The key facts and observations in the case included, among others:

– A single-buyer negotiating strategy employed by the Netspend Board with no formal pre-sign check (although a go-shop was asked for several times in the negotiations and repeatedly rejected by the buyer, the repeated asks appear to have helped obtain the $16 per share price.

– An unaffected 45% premium without giving effect to an immediate pre-sign, positive earnings release by Netspend).

– Netspend had prior bad experience with collapsed sale processes and, therefore, it was queasy about undertaking another formal or elongated process.

– Netspend was not “for sale” and responded to Total System’s initial IOI and commenced discussions mainly because Netspend’s 31% stockholder and 16% stockholder wanted to exit an illiquid and volatile stock (Netspend was content to execute management’s stand-alone operating strategy absent a compelling price).

– Appraisal rights are available under DGCL 262; Vice Chancellor Glasscock questioned whether Netspend’s directors had a “reliable body of evidence” and “impeccable knowledge” of the company’s intrinsic value in the absence of a pre-sign market check and despite Netspend’s prior failed sale processes some years before.

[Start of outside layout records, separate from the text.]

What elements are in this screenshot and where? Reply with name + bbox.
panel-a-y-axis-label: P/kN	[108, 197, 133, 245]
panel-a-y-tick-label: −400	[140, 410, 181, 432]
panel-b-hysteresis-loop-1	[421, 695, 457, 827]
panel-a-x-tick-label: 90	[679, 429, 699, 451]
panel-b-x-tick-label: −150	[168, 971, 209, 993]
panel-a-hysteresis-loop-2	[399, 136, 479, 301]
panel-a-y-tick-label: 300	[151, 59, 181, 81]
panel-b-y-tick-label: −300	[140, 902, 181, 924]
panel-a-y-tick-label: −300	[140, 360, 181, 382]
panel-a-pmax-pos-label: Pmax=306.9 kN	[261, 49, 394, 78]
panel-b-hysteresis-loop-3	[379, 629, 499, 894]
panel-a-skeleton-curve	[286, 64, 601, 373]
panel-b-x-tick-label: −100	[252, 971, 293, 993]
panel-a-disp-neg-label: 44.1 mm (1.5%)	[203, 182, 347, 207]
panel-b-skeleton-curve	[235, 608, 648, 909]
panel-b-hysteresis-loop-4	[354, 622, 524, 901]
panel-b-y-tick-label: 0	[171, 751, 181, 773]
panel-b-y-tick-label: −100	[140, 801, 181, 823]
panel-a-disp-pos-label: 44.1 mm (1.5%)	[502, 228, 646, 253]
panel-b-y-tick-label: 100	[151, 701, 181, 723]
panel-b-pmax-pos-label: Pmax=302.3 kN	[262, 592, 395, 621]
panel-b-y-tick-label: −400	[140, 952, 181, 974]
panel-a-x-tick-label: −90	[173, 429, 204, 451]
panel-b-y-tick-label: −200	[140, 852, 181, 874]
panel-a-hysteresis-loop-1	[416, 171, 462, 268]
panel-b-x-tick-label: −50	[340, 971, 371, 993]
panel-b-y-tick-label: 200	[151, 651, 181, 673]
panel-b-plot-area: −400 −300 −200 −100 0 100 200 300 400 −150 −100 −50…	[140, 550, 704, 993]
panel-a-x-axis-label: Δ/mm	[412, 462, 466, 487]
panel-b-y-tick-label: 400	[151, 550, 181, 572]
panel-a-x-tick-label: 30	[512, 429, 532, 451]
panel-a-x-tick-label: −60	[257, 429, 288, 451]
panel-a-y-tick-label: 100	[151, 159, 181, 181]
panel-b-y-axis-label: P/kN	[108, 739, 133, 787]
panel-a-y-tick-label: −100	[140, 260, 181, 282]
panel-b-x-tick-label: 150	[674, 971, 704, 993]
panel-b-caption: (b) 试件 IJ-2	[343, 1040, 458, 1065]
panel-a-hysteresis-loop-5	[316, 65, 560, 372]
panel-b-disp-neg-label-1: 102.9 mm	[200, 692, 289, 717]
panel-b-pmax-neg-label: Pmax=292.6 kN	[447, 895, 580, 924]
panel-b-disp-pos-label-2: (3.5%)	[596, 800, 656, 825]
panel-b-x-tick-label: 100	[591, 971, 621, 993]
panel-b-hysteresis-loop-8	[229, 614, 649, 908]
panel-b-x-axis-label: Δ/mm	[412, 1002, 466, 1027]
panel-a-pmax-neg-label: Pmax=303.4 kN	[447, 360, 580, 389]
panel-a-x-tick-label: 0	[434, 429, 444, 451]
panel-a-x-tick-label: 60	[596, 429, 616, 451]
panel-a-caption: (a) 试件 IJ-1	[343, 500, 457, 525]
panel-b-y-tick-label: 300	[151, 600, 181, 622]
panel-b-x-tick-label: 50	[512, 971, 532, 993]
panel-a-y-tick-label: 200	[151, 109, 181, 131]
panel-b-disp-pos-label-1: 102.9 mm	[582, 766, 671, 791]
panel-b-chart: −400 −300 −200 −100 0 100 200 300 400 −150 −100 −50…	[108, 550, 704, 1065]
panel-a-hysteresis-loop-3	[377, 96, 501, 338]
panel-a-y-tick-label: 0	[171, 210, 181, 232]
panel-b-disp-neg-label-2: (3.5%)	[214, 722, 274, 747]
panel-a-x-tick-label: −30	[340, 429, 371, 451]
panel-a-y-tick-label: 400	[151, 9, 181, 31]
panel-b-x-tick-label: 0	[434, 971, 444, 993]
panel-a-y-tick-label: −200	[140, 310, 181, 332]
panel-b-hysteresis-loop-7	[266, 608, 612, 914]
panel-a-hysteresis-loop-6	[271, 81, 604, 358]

– The fairness opinion obtained by the Netspend board was “weak” under all of the circumstances (putting more pressure on the directors’ understanding of the company’s intrinsic value).

– No interloper surfaced even after the transaction litigation delays (putting maximum pressure on plaintiff’s demand for an injunction); the deal protection package was pretty plain vanilla (the break up fee was in the “northern sector” of the range at 3.9% of total equity value, but certainly not preclusive or coercive; matching rights and other buyer protections were customary).

– A reasonable arms-length negotiating strategy was employed to obtain the $16 per share.

– Netspend’s CEO (who led the negotiations with appropriate Board participation and oversight) was not conflicted (in fact, he was found to be aligned with the non-affiliate stockholders in several respects).

– The nominees of Netspend’s 31% stockholder and 16% stockholder constituted a majority of the Netspend Board (but Vice Chancellor Glasscock found that their interests were aligned with the non-affiliate shareholders).

– Two private equity firms had conducted diligence and looked at buying a significant stake in the company from Netspend’s 31% stockholder and 16% stockholder at a materially lower price than Total System’s initial (and final) bid, but they never indicated a desire to buy 100% of Netspend.

– The support agreements entered into between Total Systems and each of the two large stockholders were coterminous with the merger agreement (but were not terminable upon the Netspend Board’s withdrawal of its declaration of advisability of the merger agreement).

In a noteworthy passage, Vice Chancellor Glasscock faulted the decision of the Netspend Board not to waive the “don’t ask-don’t waive” clauses in the confi-standstills with the two private equity firms at the time discussions commenced with Total Systems and, in the case of any post-sign unsolicited “superior offers” that might arise, he noted the ineffectual fiduciary out to the no-shop covenant in the merger agreement which required Netspend to enforce and not waive pre-existing standstills (thus, the private equity firms were precluded from lobbing in a post-sign jumping bid).

Vice Chancellor Glasscock refers to Vice Chancellor Laster’s In re Genomics decision and to Chancellor Strine’s decision in In re Ancestry pointing up, again, the Court’s sensitivity to, and the highly contextual nature of, DADW provisions in pre-sign confi-standstill agreements and perhaps further underscoring the distinction between using a DADW in a single-buyer negotiating strategy vis a via using one in a formal auction setting or where a full pre-sign market check is conducted.